Part of the UK Ministry of Defence element of the STOW programme investigated the time and cost drivers pertaining to the entire process of the rapid generation of Synthetic Natural Environments (SNE) databases. Data requirements, products, information and systems were analysed to identify bottlenecks and gaps. Traditionally, construction of SNE databases is a time consuming and very labour intensive exercise. It involves a very high degree of effort to generate the required source terrain and feature data, and significant further effort to convert source data into a compiled SNE database.

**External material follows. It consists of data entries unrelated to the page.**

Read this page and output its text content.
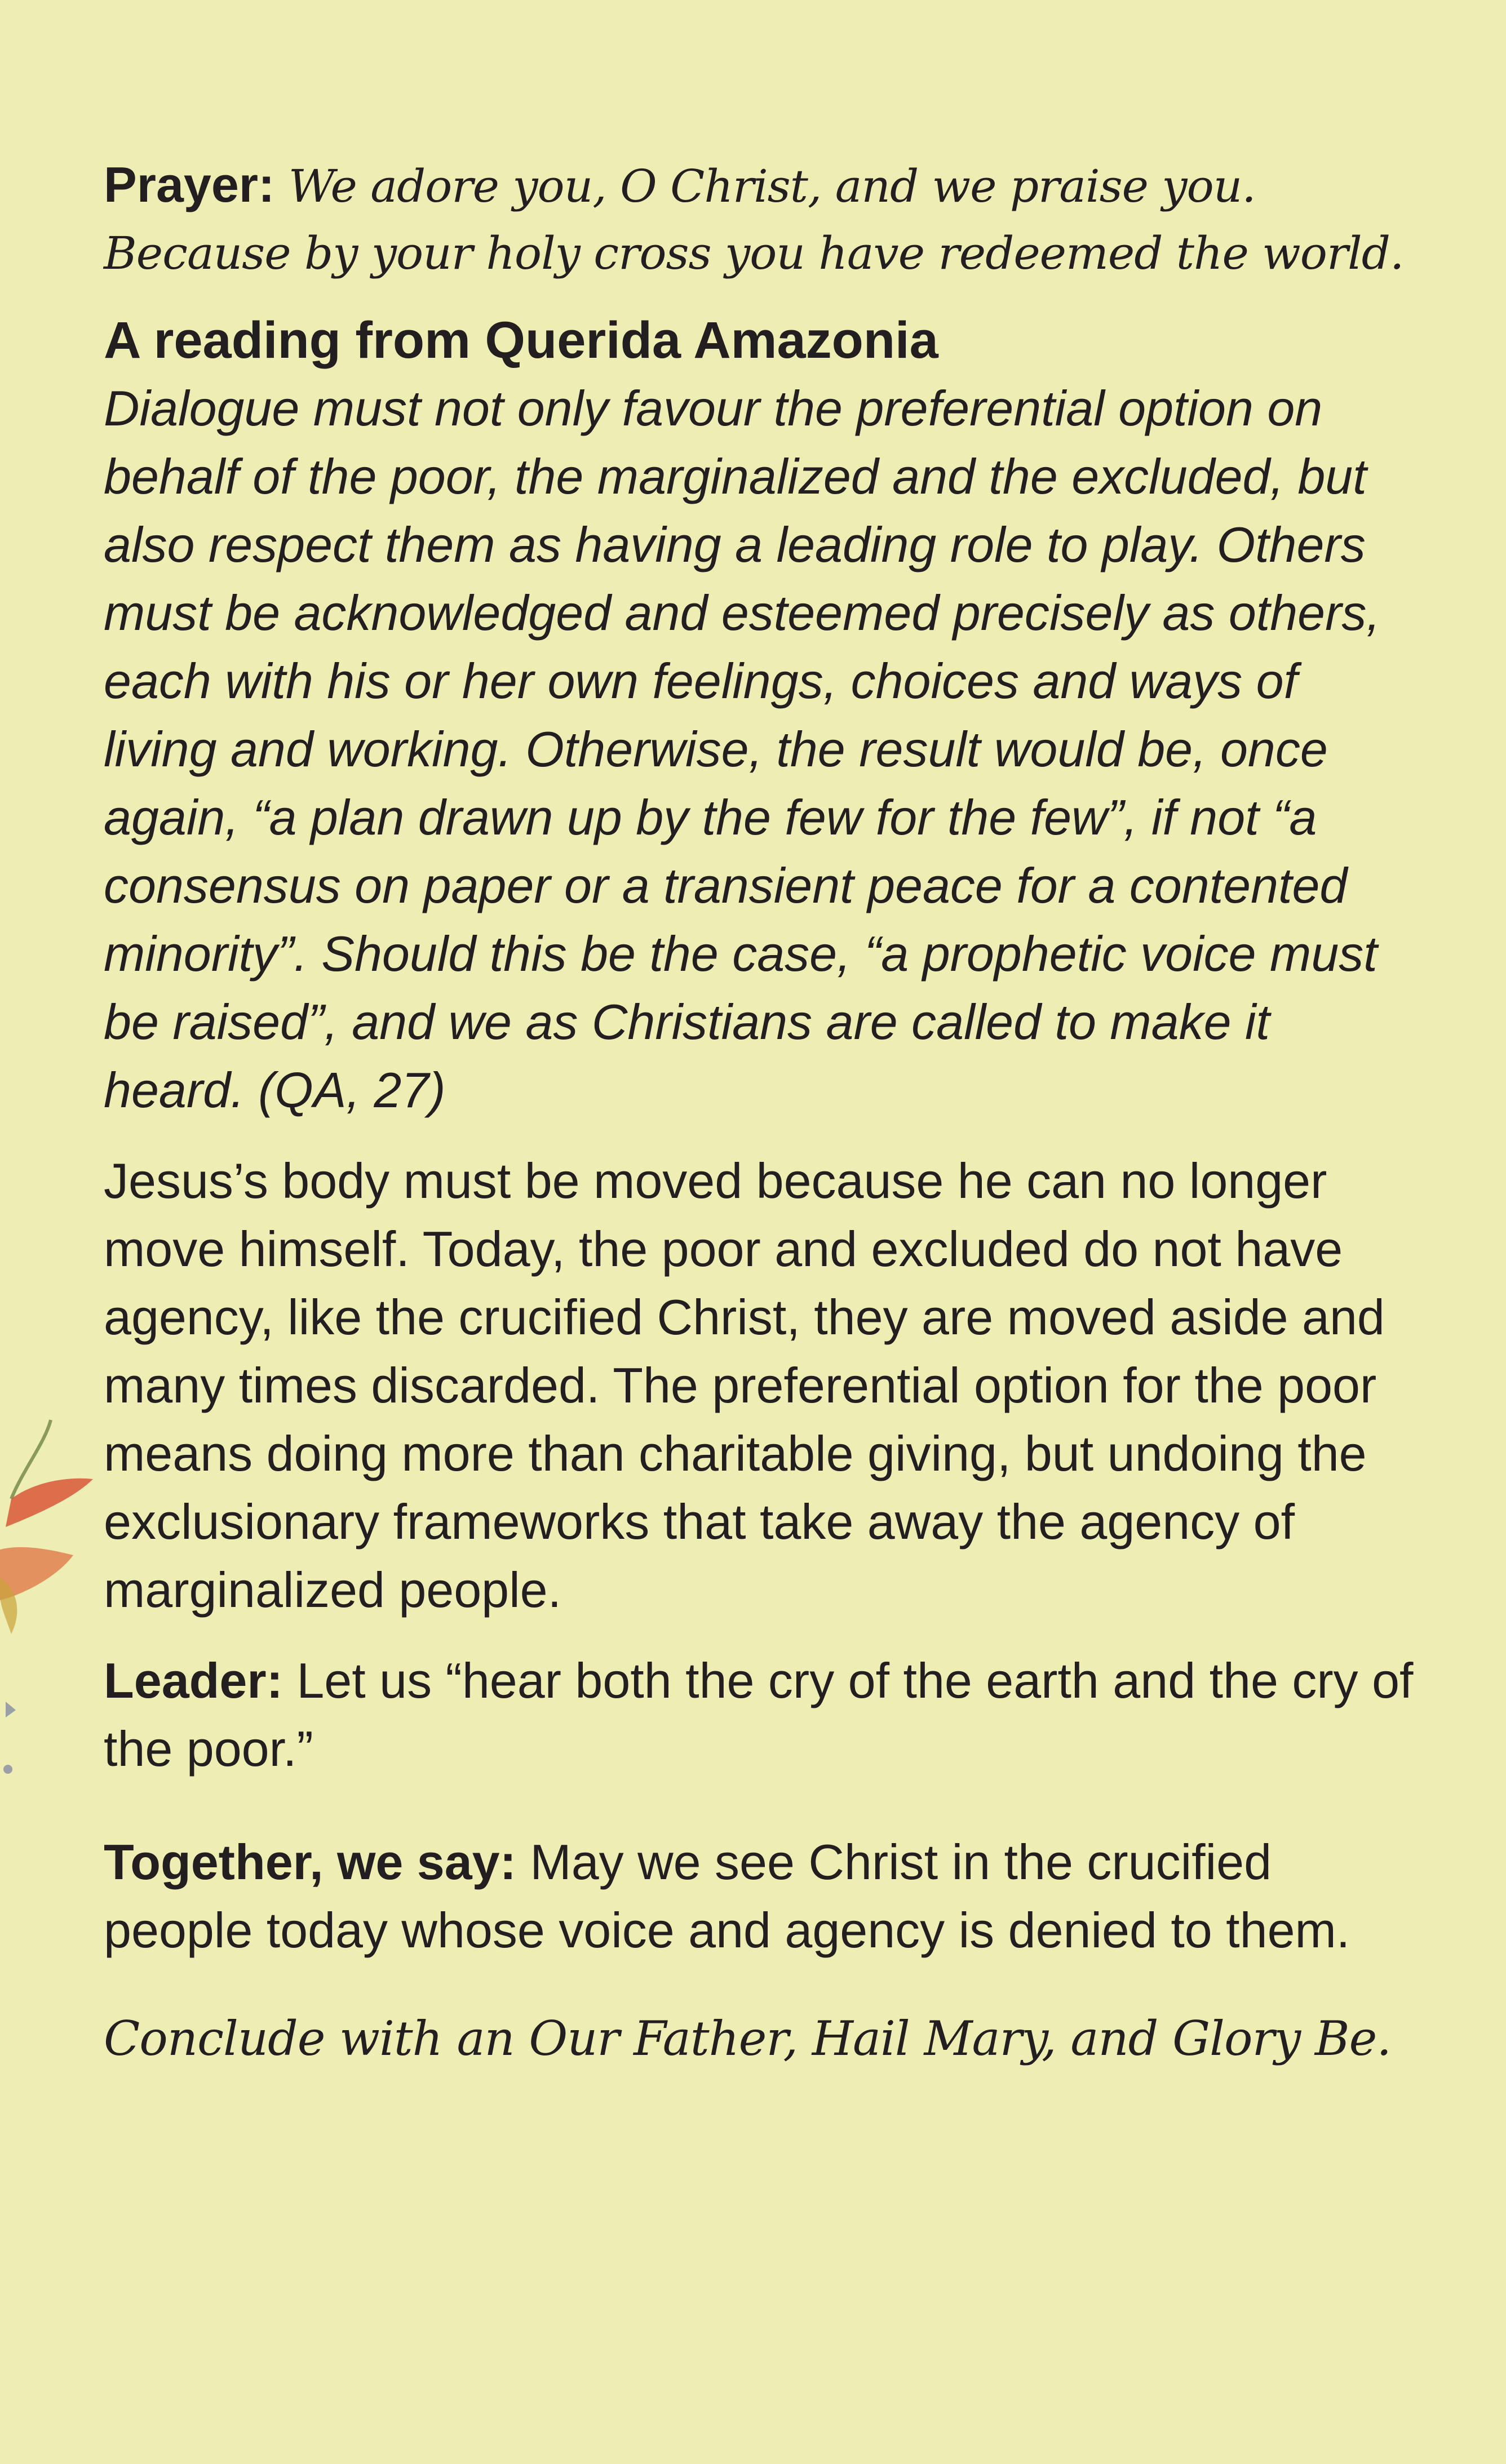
Prayer: We adore you, O Christ, and we praise you. Because by your holy cross you have redeemed the world.

A reading from Querida Amazonia

Dialogue must not only favour the preferential option on behalf of the poor, the marginalized and the excluded, but also respect them as having a leading role to play. Others must be acknowledged and esteemed precisely as others, each with his or her own feelings, choices and ways of living and working. Otherwise, the result would be, once again, “a plan drawn up by the few for the few”, if not “a consensus on paper or a transient peace for a contented minority”. Should this be the case, “a prophetic voice must be raised”, and we as Christians are called to make it heard. (QA, 27)

Jesus’s body must be moved because he can no longer move himself. Today, the poor and excluded do not have agency, like the crucified Christ, they are moved aside and many times discarded. The preferential option for the poor means doing more than charitable giving, but undoing the exclusionary frameworks that take away the agency of marginalized people.

Leader: Let us “hear both the cry of the earth and the cry of the poor.”

Together, we say: May we see Christ in the crucified people today whose voice and agency is denied to them.

Conclude with an Our Father, Hail Mary, and Glory Be.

Standard military datasets are typically used to provide the bulk of the data for a SNE database (e.g. DTED and DFAD). However, such datasets may not be available for the specific area of interest, they may be at an inappropriate scale, they require augmentation and they are likely to be based on out-of-date mapping sources. An alternative worldwide and up-to-date source is required. The new series of Earth Observing satellites are creating a large archive of up-to-date geospatial data. The major blockage has moved down the value-added chain and it is the conversion of data into information that has become the major time and cost driver.

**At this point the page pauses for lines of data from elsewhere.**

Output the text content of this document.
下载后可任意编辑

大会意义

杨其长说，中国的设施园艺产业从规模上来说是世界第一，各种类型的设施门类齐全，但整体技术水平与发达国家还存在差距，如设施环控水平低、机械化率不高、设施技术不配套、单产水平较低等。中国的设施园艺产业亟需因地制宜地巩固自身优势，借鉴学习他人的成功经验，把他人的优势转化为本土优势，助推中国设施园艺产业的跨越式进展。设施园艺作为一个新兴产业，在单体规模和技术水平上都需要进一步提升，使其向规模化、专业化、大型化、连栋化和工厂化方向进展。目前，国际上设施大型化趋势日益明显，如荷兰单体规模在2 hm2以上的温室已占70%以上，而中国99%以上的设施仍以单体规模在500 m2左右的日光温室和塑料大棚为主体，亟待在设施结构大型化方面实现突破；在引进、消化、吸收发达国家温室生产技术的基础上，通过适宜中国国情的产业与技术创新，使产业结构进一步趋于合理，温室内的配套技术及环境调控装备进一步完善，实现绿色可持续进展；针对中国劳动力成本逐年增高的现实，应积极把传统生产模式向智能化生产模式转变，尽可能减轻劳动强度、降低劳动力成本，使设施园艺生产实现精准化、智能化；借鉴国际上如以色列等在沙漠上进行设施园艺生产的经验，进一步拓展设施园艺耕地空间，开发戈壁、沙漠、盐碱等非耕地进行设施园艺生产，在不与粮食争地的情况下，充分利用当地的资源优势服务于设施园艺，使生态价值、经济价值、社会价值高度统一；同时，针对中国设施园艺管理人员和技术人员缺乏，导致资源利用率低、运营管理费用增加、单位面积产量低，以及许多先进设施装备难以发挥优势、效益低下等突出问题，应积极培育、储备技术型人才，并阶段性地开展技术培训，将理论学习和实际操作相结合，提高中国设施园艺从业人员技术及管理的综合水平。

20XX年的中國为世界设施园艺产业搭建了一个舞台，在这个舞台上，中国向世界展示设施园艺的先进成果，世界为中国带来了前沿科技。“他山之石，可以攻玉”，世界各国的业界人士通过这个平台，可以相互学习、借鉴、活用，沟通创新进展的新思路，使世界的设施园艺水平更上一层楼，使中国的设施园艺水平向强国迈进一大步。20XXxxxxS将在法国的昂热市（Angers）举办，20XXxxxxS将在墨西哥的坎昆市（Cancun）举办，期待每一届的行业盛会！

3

An approach to automated feature extraction from EO imagery is presented which uses an object-orientated geodata model as the framework to store contextual knowledge and to use this in the control of feature extraction routines. The problem of geographic extraction has proved complex and ideally requires the incorporation of contextual clues similar to those used by human interpreters of imagery. Often the feature recognition algorithms work at local levels and in a bottom-up fashion and lack the higher level control that would allow a more global understanding of parts of the image. The paper proposes a control strategy that incorporates both the global and local views.
The geodata model comprises a class hierarchy representing the features under study and their likely relationships. Each class of object within this model contains criteria that need to be satisfied in order to strengthen the belief that an instance of that object type has been recognised. The criteria cannot be rigid and the system must be able to control partial recognition of objects and identify conflicts. The system described will apply these ideas to the problem of geographic object recognition, focusing on the specific requirements of linear feature extraction.